In traditional pasta salad, vegetables are usually an afterthought.  You might add a little red pepper for color, or throw in some diced tomatoes or olives to add some bulk.  But in this recipe adapted from Budget Bytes, the vegetables are really the star of the show.  I used broccoli, yellow squash, zucchini, and carrots but the possibilities are endless.  I wanted the broccoli, squash, and zucchini to be just slightly cooked, but you can leave them raw if you prefer a little more crunch.
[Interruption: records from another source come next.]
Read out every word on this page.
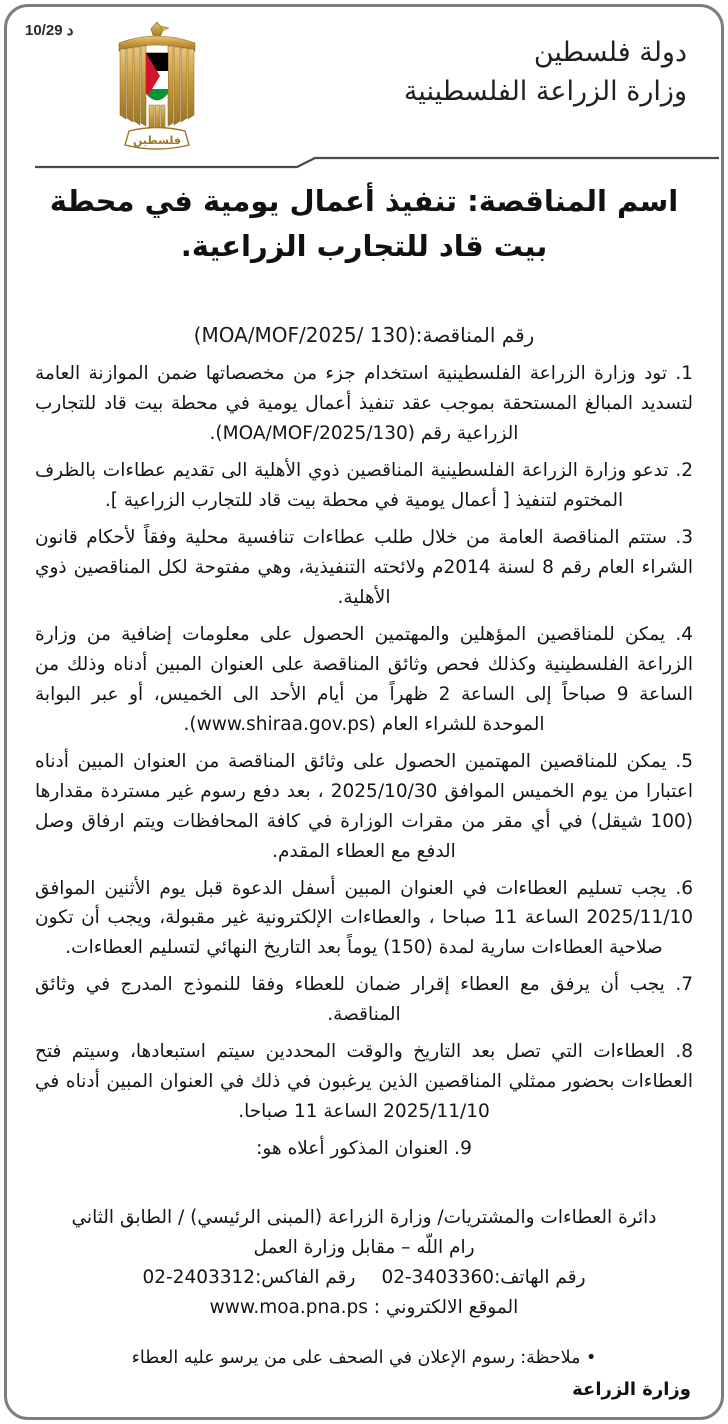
10/29 د
فلسطين
دولة فلسطين
وزارة الزراعة الفلسطينية
اسم المناقصة: تنفيذ أعمال يومية في محطة بيت قاد للتجارب الزراعية.
رقم المناقصة:(MOA/MOF/2025/ 130)

1. تود وزارة الزراعة الفلسطينية استخدام جزء من مخصصاتها ضمن الموازنة العامة لتسديد المبالغ المستحقة بموجب عقد تنفيذ أعمال يومية في محطة بيت قاد للتجارب الزراعية رقم (130/MOA/MOF/2025).

2. تدعو وزارة الزراعة الفلسطينية المناقصين ذوي الأهلية الى تقديم عطاءات بالظرف المختوم لتنفيذ [ أعمال يومية في محطة بيت قاد للتجارب الزراعية ].

3. ستتم المناقصة العامة من خلال طلب عطاءات تنافسية محلية وفقاً لأحكام قانون الشراء العام رقم 8 لسنة 2014م ولائحته التنفيذية، وهي مفتوحة لكل المناقصين ذوي الأهلية.

4. يمكن للمناقصين المؤهلين والمهتمين الحصول على معلومات إضافية من وزارة الزراعة الفلسطينية وكذلك فحص وثائق المناقصة على العنوان المبين أدناه وذلك من الساعة 9 صباحاً إلى الساعة 2 ظهراً من أيام الأحد الى الخميس، أو عبر البوابة الموحدة للشراء العام (www.shiraa.gov.ps).

5. يمكن للمناقصين المهتمين الحصول على وثائق المناقصة من العنوان المبين أدناه اعتبارا من يوم الخميس الموافق 2025/10/30 ، بعد دفع رسوم غير مستردة مقدارها (100 شيقل) في أي مقر من مقرات الوزارة في كافة المحافظات ويتم ارفاق وصل الدفع مع العطاء المقدم.

6. يجب تسليم العطاءات في العنوان المبين أسفل الدعوة قبل يوم الأثنين الموافق 2025/11/10 الساعة 11 صباحا ، والعطاءات الإلكترونية غير مقبولة، ويجب أن تكون صلاحية العطاءات سارية لمدة (150) يوماً بعد التاريخ النهائي لتسليم العطاءات.

7. يجب أن يرفق مع العطاء إقرار ضمان للعطاء وفقا للنموذج المدرج في وثائق المناقصة.

8. العطاءات التي تصل بعد التاريخ والوقت المحددين سيتم استبعادها، وسيتم فتح العطاءات بحضور ممثلي المناقصين الذين يرغبون في ذلك في العنوان المبين أدناه في 2025/11/10 الساعة 11 صباحا.

9. العنوان المذكور أعلاه هو:

دائرة العطاءات والمشتريات/ وزارة الزراعة (المبنى الرئيسي) / الطابق الثاني
رام اللّه – مقابل وزارة العمل
رقم الهاتف:02-3403360رقم الفاكس:02-2403312
الموقع الالكتروني : www.moa.pna.ps
• ملاحظة: رسوم الإعلان في الصحف على من يرسو عليه العطاء
وزارة الزراعة
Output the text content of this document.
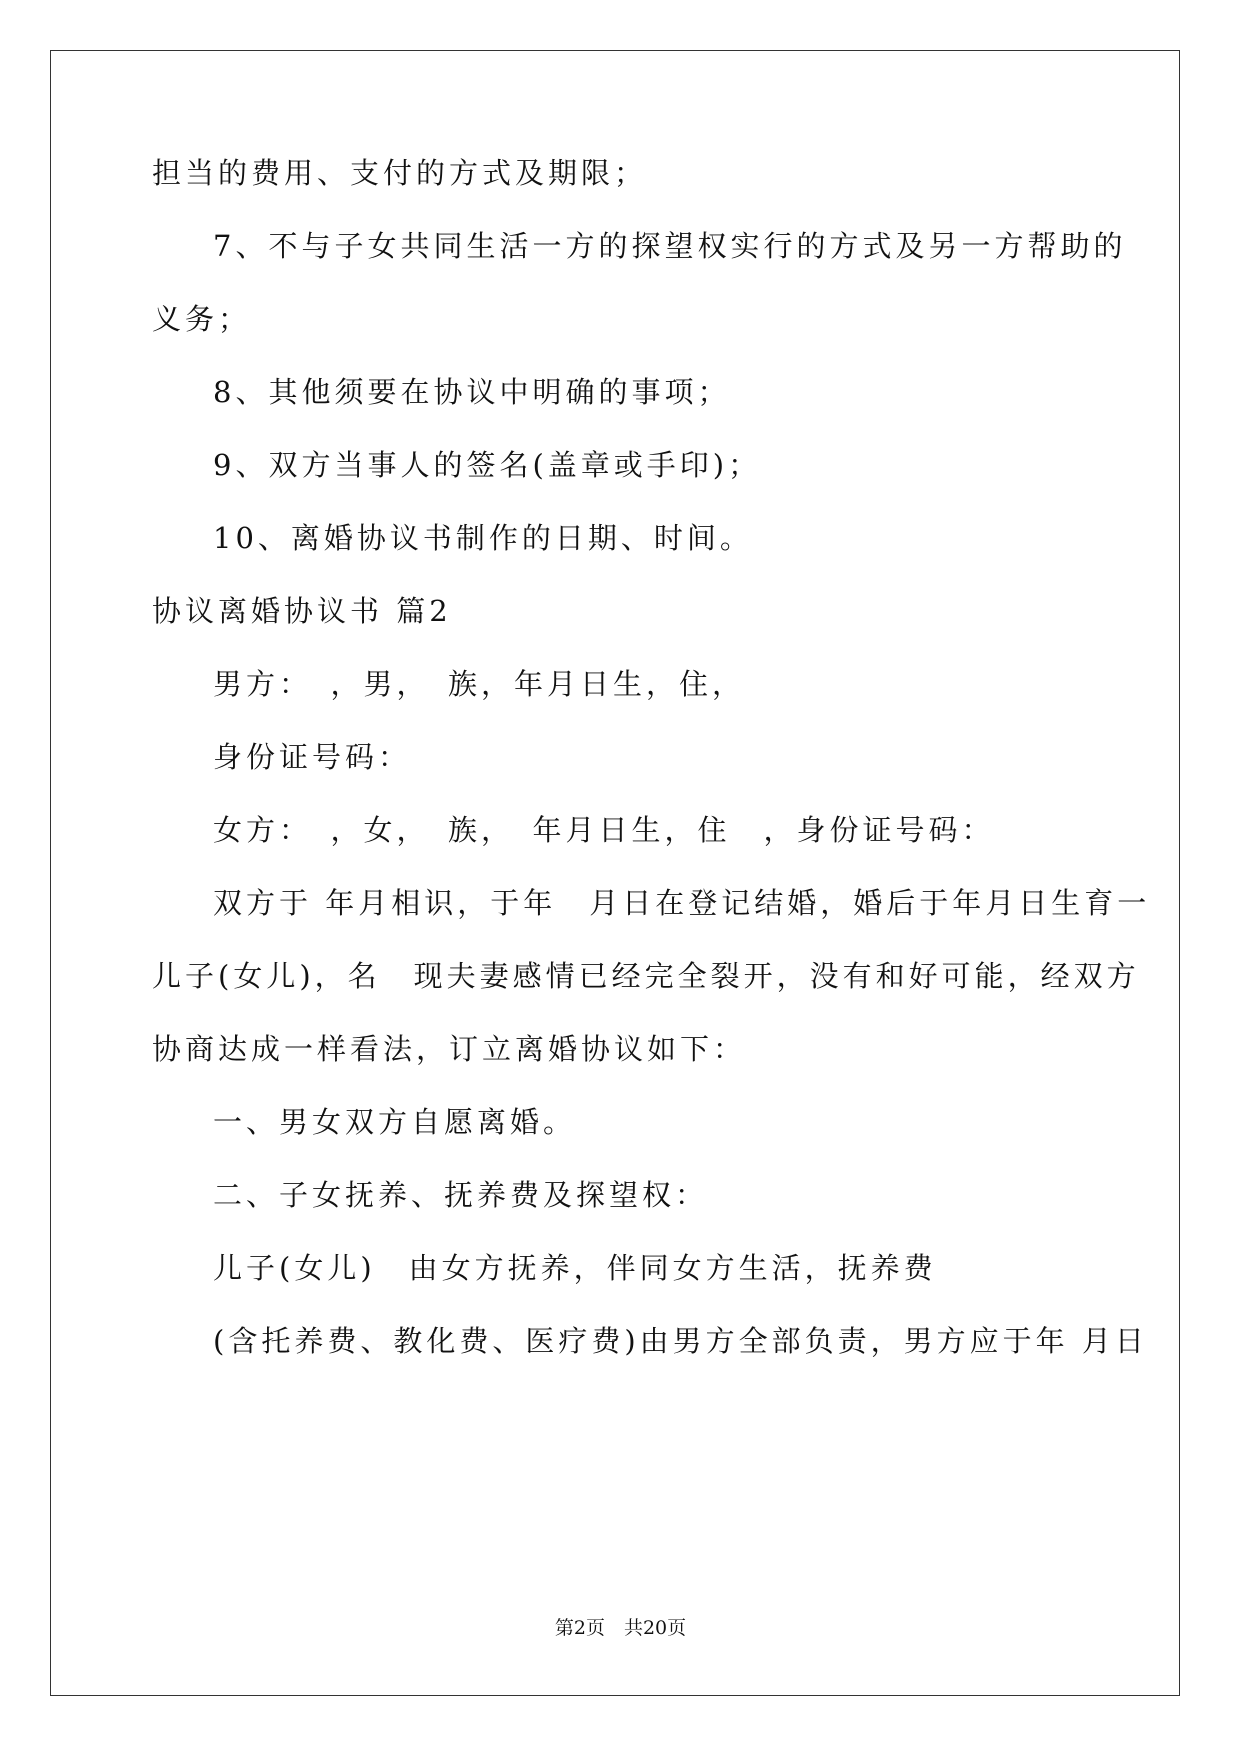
担当的费用、支付的方式及期限；
7、不与子女共同生活一方的探望权实行的方式及另一方帮助的
义务；
8、其他须要在协议中明确的事项；
9、双方当事人的签名(盖章或手印)；
10、离婚协议书制作的日期、时间。
协议离婚协议书 篇2
男方：　，男，　族，年月日生，住，
身份证号码：
女方：　，女，　族，　年月日生，住　，身份证号码：
双方于 年月相识，于年　月日在登记结婚，婚后于年月日生育一
儿子(女儿)，名　现夫妻感情已经完全裂开，没有和好可能，经双方
协商达成一样看法，订立离婚协议如下：
一、男女双方自愿离婚。
二、子女抚养、抚养费及探望权：
儿子(女儿)　由女方抚养，伴同女方生活，抚养费
(含托养费、教化费、医疗费)由男方全部负责，男方应于年 月日
第2页　共20页
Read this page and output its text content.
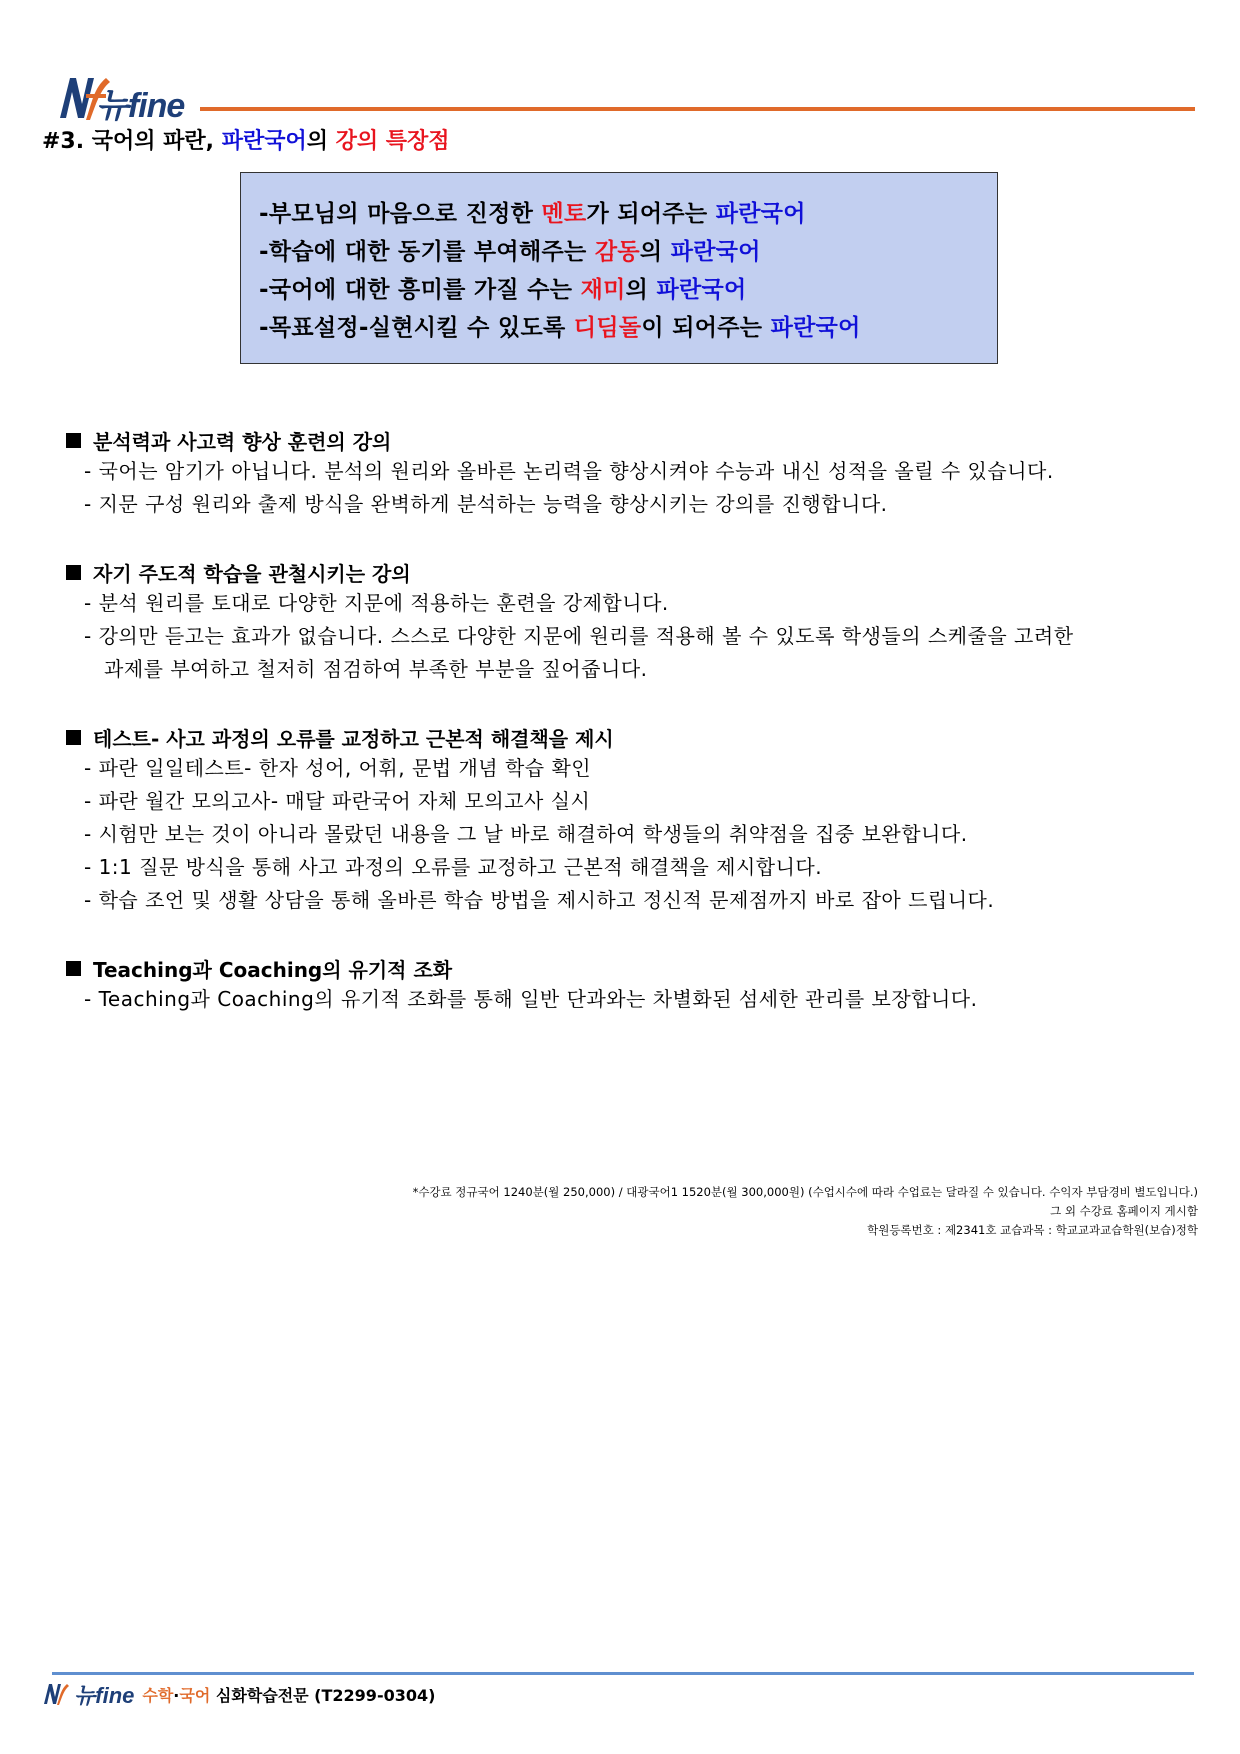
뉴fine
#3. 국어의 파란, 파란국어의 강의 특장점
-부모님의 마음으로 진정한 멘토가 되어주는 파란국어
-학습에 대한 동기를 부여해주는 감동의 파란국어
-국어에 대한 흥미를 가질 수는 재미의 파란국어
-목표설정-실현시킬 수 있도록 디딤돌이 되어주는 파란국어
분석력과 사고력 향상 훈련의 강의
- 국어는 암기가 아닙니다. 분석의 원리와 올바른 논리력을 향상시켜야 수능과 내신 성적을 올릴 수 있습니다.
- 지문 구성 원리와 출제 방식을 완벽하게 분석하는 능력을 향상시키는 강의를 진행합니다.
자기 주도적 학습을 관철시키는 강의
- 분석 원리를 토대로 다양한 지문에 적용하는 훈련을 강제합니다.
- 강의만 듣고는 효과가 없습니다. 스스로 다양한 지문에 원리를 적용해 볼 수 있도록 학생들의 스케줄을 고려한
과제를 부여하고 철저히 점검하여 부족한 부분을 짚어줍니다.
테스트- 사고 과정의 오류를 교정하고 근본적 해결책을 제시
- 파란 일일테스트- 한자 성어, 어휘, 문법 개념 학습 확인
- 파란 월간 모의고사- 매달 파란국어 자체 모의고사 실시
- 시험만 보는 것이 아니라 몰랐던 내용을 그 날 바로 해결하여 학생들의 취약점을 집중 보완합니다.
- 1:1 질문 방식을 통해 사고 과정의 오류를 교정하고 근본적 해결책을 제시합니다.
- 학습 조언 및 생활 상담을 통해 올바른 학습 방법을 제시하고 정신적 문제점까지 바로 잡아 드립니다.
Teaching과 Coaching의 유기적 조화
- Teaching과 Coaching의 유기적 조화를 통해 일반 단과와는 차별화된 섬세한 관리를 보장합니다.
*수강료 정규국어 1240분(월 250,000) / 대광국어1 1520분(월 300,000원) (수업시수에 따라 수업료는 달라질 수 있습니다. 수익자 부담경비 별도입니다.)
그 외 수강료 홈페이지 게시함
학원등록번호 : 제2341호 교습과목 : 학교교과교습학원(보습)정학
뉴fine 수학·국어 심화학습전문 (T2299-0304)
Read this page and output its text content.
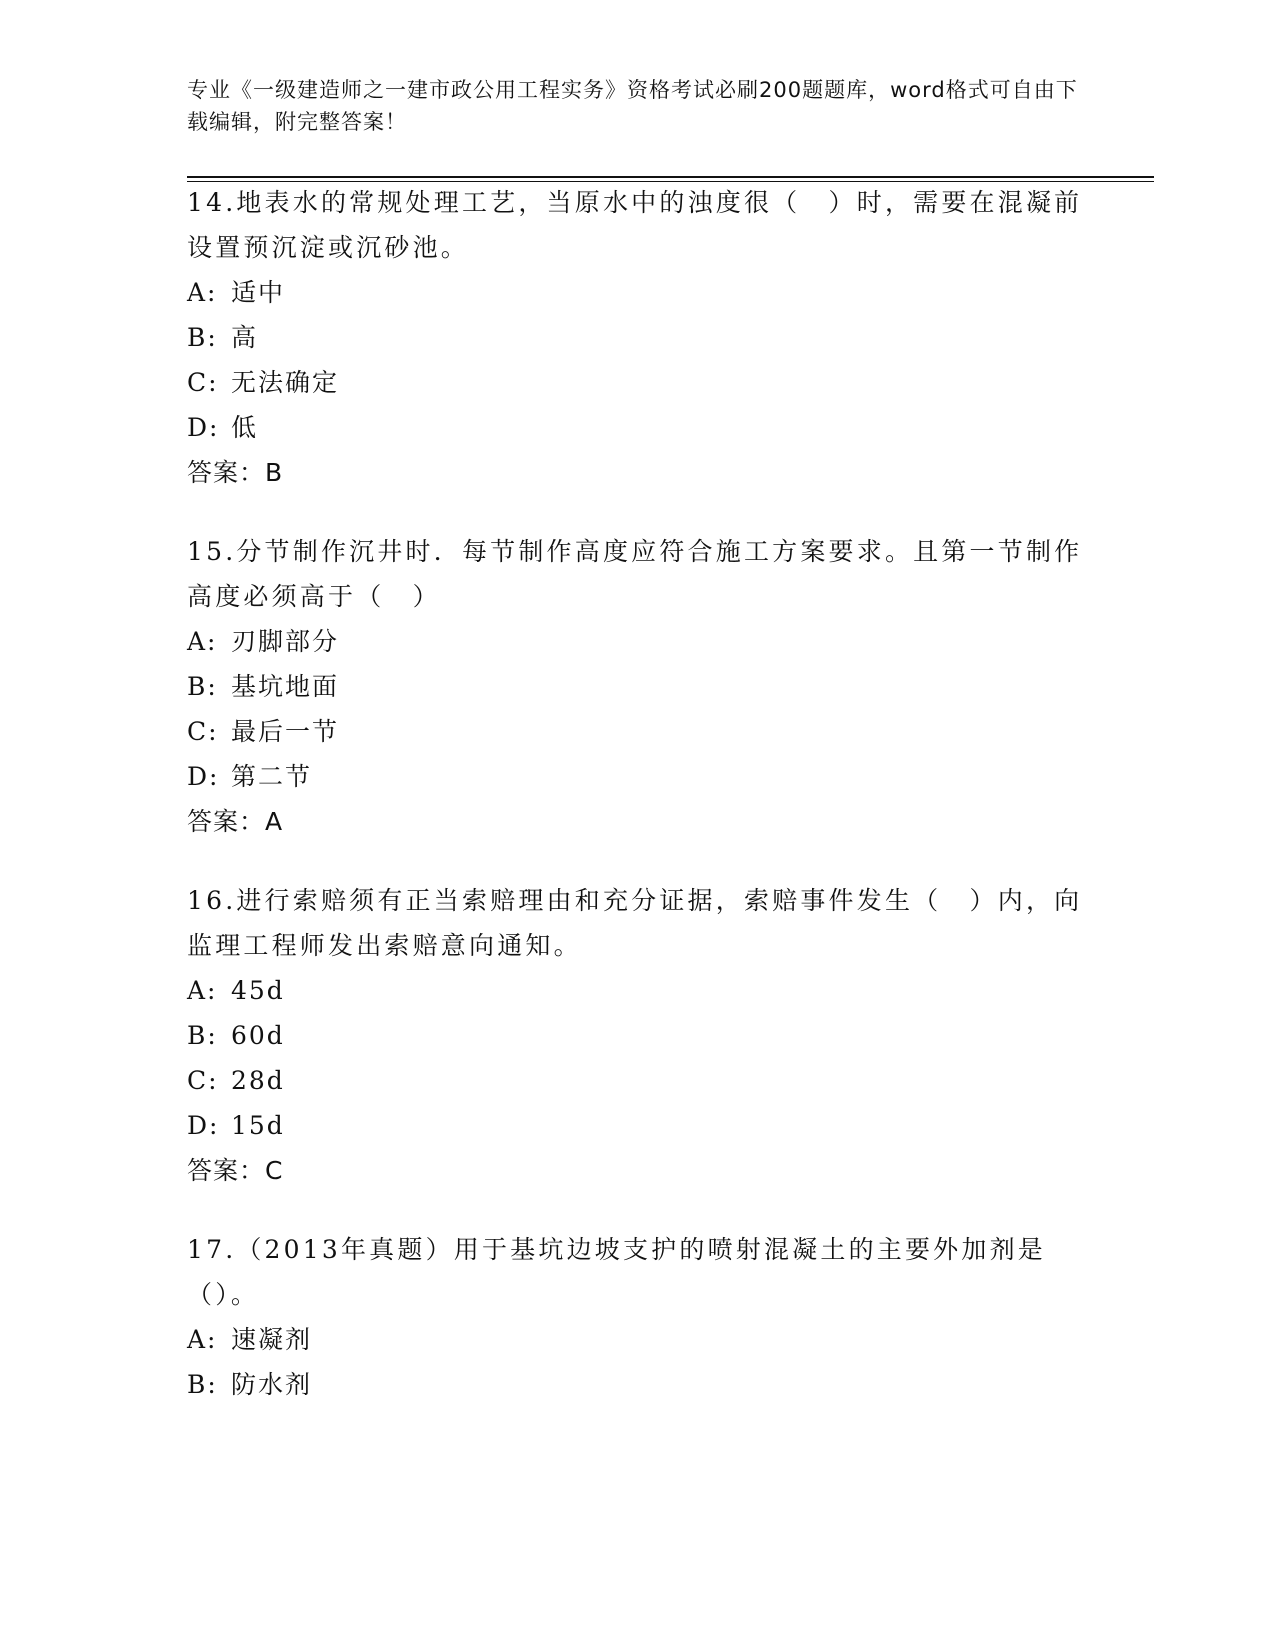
专业《一级建造师之一建市政公用工程实务》资格考试必刷200题题库，word格式可自由下载编辑，附完整答案！

14.地表水的常规处理工艺，当原水中的浊度很（　）时，需要在混凝前设置预沉淀或沉砂池。

A: 适中
B: 高
C: 无法确定
D: 低
答案：B

15.分节制作沉井时．每节制作高度应符合施工方案要求。且第一节制作高度必须高于（　）

A: 刃脚部分
B: 基坑地面
C: 最后一节
D: 第二节
答案：A

16.进行索赔须有正当索赔理由和充分证据，索赔事件发生（　）内，向监理工程师发出索赔意向通知。

A: 45d
B: 60d
C: 28d
D: 15d
答案：C

17.（2013年真题）用于基坑边坡支护的喷射混凝土的主要外加剂是（）。

A: 速凝剂
B: 防水剂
The pasta, vegetables, and beans are tossed in a creamy Ranch-style dressing.  The original recipe suggests buying buttermilk, rather than making it using a splash of vinegar.  I agree that store bought buttermilk has a much thicker consistency which would make the dressing richer, but I didn’t have any on hand so I made my own with non-fat milk.  The original recipe also included fresh parsley, and I think any freshly chopped herbs would brighten up this salad, so next time I’ll try that as well.  Still, this recipe made a large bowl which I enjoyed for several meals.

 

 

Vegetable Pasta Salad

3 c. dry whole wheat rotini
3-4 c. broccoli florets
1 yellow squash, quartered lengthwise and sliced thinly
1 zucchini, quartered lengthwise and sliced thinly
2 c. shredded carrots
1 (15 oz.) can kidney beans, rinsed and drained
1/2 c. buttermilk
3/4 c. light mayonnaise
2 T Dijon mustard
1/2 t garlic powder
1/2 t celery salt
1/2 t. black pepper

Add whole wheat pasta to boiling water, and cook for 5 minutes.  Add broccoli, and cook for 2 more minutes.  Add yellow squash and zucchini to the pot, and cook for 1 minute more.  Drain the pasta and vegetables and rinse in cool water.  Allow to drain for a few minutes.

In a large bowl, mix pasta, vegetables, shredded carrots, and beans.  In a small bowl, mix buttermilk, mayonnaise, mustard and spices.  Toss dressing with salad.  Allow to chill before serving.